Published in Genetic epidemiology - 01 Jan 2011

Tintle N, Aschard H, Hu I, Nock N, Wang H, Pugh E

Link to Pubmed [PMID] – 22128060

Genet. Epidemiol. 2011;35 Suppl 1:S56-60

As part of Genetic Analysis Workshop 17 (GAW17), our group considered the application of novel and standard approaches to the analysis of genotype-phenotype association in next-generation sequencing data. Our group identified a major issue in the analysis of the GAW17 next-generation sequencing data: type I error and false-positive report probability rates higher than those expected based on empirical type I error levels (as high as 90%). Two main causes emerged: population stratification and long-range correlation (gametic phase disequilibrium) between rare variants. Population stratification was expected because of the diverse sample.

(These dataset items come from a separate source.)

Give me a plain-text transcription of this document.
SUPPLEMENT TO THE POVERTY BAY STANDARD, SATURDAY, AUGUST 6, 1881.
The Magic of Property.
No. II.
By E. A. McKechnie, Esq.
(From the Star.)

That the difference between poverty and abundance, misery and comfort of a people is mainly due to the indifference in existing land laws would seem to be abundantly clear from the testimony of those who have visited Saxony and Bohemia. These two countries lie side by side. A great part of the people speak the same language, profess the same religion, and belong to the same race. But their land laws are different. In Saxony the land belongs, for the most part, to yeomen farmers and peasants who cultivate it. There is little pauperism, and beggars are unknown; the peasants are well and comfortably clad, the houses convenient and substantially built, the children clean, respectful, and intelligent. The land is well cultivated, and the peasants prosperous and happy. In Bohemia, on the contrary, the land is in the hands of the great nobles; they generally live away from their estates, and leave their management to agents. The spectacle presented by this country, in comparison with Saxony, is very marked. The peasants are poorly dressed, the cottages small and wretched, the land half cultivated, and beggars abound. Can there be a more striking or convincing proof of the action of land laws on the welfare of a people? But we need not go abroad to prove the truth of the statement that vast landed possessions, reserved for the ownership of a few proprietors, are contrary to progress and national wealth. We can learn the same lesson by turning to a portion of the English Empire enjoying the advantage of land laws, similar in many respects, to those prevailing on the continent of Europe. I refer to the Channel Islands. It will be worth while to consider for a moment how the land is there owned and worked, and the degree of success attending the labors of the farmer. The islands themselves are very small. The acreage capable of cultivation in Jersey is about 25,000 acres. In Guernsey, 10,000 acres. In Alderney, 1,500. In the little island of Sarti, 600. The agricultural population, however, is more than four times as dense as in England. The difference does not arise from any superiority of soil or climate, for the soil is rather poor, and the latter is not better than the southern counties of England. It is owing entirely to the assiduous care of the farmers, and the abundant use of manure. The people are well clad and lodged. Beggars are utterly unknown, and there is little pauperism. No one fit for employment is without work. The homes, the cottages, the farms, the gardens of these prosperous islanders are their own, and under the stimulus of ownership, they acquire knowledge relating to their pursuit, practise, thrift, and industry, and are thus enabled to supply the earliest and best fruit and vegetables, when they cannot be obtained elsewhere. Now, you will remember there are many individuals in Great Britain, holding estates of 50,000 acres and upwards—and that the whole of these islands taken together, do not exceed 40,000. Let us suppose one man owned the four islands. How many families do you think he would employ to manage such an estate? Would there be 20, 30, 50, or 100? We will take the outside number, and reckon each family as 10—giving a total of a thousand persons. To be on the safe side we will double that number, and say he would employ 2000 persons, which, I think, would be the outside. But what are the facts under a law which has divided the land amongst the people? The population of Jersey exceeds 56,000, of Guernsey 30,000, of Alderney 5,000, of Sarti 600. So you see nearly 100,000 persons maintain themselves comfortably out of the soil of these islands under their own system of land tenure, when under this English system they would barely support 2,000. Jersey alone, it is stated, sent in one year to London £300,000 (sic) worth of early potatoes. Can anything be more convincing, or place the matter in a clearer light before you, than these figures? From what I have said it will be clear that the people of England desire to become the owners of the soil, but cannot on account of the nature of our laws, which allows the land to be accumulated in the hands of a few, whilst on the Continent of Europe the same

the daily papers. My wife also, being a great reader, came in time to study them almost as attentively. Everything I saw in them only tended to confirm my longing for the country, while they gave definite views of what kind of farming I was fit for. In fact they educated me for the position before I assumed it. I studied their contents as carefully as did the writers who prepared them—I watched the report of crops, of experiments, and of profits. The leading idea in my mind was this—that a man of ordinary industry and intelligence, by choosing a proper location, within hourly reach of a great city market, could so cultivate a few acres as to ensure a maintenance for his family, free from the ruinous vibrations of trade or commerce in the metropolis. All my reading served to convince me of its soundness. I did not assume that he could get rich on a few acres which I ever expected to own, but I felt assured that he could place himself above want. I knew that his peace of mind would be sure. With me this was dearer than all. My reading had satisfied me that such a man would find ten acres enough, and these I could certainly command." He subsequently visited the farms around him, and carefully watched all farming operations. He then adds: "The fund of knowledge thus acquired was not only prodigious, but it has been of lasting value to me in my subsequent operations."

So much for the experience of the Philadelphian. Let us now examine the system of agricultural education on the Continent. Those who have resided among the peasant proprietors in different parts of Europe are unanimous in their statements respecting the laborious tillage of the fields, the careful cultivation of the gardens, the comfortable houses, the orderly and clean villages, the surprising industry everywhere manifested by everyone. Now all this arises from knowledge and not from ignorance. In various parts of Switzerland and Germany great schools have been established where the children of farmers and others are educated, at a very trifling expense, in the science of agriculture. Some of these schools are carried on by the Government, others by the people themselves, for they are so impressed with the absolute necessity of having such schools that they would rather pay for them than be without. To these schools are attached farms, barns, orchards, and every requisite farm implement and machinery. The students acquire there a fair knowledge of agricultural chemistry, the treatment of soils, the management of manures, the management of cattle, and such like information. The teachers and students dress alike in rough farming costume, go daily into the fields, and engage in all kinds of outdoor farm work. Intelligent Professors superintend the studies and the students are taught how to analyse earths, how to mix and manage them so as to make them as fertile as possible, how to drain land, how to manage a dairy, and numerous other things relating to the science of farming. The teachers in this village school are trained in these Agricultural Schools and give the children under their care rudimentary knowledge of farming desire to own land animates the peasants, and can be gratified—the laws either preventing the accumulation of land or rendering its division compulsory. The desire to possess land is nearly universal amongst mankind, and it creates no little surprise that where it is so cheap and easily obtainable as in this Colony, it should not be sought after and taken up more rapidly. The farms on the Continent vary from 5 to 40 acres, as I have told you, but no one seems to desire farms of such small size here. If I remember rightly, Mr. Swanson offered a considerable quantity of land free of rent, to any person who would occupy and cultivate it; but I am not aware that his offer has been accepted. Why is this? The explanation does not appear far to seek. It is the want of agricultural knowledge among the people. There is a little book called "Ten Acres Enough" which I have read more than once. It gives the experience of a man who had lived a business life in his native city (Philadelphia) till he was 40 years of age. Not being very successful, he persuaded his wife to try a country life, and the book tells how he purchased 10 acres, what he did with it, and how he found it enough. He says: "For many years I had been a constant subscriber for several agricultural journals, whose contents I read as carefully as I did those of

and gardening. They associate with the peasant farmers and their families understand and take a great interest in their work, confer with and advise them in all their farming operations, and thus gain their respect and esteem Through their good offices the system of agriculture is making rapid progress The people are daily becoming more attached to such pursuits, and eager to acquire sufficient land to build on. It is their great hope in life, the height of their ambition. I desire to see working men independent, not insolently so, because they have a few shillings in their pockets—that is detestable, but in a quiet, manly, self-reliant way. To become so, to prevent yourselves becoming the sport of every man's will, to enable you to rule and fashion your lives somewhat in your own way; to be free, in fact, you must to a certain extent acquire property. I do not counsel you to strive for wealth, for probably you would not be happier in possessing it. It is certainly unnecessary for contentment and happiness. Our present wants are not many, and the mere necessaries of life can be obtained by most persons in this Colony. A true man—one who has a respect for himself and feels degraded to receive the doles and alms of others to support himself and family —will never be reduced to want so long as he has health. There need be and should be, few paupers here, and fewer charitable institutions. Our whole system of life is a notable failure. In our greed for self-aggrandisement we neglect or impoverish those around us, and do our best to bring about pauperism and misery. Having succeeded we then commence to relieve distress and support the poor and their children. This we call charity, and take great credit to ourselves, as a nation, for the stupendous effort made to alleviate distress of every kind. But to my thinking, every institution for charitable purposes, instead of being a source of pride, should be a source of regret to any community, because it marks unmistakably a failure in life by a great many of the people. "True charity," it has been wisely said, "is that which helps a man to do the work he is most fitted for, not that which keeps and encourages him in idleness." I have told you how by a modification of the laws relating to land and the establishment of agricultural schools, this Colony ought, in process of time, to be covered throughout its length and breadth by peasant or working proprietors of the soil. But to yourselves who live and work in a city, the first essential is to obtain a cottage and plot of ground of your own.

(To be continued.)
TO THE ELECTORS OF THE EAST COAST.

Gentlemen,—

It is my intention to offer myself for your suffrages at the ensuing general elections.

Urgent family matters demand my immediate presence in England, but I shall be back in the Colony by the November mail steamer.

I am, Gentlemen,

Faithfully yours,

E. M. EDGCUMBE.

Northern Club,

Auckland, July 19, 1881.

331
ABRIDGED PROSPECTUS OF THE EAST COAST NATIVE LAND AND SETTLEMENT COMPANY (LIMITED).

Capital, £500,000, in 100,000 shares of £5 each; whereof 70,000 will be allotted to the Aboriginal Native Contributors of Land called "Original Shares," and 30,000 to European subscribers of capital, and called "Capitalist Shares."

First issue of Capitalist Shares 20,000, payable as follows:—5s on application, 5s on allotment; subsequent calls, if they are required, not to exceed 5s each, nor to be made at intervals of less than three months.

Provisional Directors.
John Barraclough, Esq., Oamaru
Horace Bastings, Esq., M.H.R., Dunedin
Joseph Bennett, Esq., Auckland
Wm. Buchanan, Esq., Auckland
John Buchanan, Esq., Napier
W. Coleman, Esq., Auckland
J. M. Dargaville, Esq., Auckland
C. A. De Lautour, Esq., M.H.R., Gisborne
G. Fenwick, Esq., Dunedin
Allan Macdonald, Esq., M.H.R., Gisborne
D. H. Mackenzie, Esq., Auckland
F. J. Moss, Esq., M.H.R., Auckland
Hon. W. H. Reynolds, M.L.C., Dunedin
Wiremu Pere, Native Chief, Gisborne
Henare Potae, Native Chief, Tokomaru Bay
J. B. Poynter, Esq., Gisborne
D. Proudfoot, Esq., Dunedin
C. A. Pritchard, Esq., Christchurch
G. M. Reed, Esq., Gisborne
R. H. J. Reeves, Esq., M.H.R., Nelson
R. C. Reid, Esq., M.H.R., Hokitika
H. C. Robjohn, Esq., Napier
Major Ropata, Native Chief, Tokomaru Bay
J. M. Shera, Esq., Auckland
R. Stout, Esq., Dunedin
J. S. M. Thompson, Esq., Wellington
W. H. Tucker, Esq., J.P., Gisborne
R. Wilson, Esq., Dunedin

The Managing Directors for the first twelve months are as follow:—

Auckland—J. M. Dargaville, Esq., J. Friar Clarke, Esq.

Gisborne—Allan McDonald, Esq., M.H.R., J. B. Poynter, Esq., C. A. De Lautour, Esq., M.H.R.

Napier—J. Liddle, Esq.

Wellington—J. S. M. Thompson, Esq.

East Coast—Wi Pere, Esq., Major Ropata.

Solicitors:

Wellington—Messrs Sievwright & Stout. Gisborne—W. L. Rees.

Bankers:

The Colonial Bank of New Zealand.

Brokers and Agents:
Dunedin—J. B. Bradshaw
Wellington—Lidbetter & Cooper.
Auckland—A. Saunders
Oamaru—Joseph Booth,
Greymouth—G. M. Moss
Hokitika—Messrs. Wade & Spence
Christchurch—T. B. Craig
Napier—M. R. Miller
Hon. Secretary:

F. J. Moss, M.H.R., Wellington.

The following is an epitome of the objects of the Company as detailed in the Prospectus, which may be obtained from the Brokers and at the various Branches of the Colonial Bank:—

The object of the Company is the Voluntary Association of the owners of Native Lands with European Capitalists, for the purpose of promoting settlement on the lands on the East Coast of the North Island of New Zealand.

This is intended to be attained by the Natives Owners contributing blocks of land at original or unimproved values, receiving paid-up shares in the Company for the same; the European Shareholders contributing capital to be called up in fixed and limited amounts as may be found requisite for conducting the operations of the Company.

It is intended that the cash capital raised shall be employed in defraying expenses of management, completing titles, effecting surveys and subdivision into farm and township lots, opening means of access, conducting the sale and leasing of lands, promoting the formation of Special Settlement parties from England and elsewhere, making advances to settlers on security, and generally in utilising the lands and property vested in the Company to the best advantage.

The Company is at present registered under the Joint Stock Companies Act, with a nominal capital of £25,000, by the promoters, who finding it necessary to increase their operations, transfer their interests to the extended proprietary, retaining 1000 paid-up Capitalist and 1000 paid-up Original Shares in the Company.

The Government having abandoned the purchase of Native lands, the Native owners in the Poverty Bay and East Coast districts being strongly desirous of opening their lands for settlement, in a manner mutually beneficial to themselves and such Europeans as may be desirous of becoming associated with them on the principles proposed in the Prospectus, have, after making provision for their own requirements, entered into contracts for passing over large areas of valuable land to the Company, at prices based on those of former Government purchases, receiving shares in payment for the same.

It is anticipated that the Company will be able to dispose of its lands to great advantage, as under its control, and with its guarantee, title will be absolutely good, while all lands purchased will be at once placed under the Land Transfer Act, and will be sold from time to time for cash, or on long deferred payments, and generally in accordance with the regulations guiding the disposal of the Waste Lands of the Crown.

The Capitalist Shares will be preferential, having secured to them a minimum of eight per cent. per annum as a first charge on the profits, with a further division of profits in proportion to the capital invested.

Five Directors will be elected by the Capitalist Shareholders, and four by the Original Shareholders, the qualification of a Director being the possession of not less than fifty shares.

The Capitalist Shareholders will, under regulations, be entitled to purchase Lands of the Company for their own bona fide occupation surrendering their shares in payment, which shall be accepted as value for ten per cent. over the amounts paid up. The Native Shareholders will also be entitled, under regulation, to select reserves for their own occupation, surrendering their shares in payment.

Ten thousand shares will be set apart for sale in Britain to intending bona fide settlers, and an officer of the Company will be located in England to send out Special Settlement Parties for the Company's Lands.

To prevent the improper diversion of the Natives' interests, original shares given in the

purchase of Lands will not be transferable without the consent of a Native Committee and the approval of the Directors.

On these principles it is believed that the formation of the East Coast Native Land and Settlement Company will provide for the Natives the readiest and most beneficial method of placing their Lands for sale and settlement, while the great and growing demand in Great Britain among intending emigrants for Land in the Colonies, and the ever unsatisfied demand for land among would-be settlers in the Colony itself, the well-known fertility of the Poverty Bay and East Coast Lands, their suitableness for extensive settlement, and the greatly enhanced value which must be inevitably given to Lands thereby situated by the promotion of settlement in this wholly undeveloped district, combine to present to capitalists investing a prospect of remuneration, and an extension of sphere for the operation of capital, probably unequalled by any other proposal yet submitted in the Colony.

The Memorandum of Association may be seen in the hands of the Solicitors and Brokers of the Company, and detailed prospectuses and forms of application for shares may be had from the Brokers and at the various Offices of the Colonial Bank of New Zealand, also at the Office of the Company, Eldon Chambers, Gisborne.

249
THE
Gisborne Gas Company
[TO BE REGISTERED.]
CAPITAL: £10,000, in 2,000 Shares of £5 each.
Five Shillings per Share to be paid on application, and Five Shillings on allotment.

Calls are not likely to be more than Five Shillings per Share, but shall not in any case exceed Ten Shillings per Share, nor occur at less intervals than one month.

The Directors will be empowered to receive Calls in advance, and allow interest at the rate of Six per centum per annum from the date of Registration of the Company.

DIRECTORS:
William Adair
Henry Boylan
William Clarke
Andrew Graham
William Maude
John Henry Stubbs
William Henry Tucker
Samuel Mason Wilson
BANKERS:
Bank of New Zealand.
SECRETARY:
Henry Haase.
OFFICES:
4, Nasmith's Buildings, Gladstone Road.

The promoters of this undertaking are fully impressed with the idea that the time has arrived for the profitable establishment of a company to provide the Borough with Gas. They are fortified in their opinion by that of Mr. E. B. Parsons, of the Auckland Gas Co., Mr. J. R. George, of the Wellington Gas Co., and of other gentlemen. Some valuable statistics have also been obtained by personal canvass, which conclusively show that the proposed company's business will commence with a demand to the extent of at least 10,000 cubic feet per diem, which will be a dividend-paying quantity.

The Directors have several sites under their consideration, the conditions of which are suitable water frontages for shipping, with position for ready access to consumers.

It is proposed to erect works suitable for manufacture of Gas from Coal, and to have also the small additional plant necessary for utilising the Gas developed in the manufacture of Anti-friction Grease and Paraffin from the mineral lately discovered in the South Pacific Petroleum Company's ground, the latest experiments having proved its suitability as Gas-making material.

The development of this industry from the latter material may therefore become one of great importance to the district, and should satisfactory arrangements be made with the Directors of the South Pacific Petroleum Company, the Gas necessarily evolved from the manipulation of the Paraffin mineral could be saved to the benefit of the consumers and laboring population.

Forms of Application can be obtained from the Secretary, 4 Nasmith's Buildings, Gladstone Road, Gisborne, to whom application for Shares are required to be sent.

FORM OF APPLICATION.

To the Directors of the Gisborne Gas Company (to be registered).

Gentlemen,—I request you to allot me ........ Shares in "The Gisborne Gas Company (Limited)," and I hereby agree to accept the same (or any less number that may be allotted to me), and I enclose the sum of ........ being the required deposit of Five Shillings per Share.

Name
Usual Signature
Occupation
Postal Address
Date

Correlation between rare variants was attributable to both random causes (e.g., nearly 10,000 of 25,000 markers were private variants, and the sample size was small [n = 697]) and nonrandom causes (more correlation was observed than was expected by random chance). Principal components analysis was used to control for population structure and helped to minimize type I errors, but this was at the expense of identifying fewer causal variants. A novel multiple regression approach showed promise to handle correlation between markers. Further work is needed, first, to identify best practices for the control of type I errors in the analysis of sequencing data and then to explore and compare the many promising new aggregating approaches for identifying markers associated with disease phenotypes.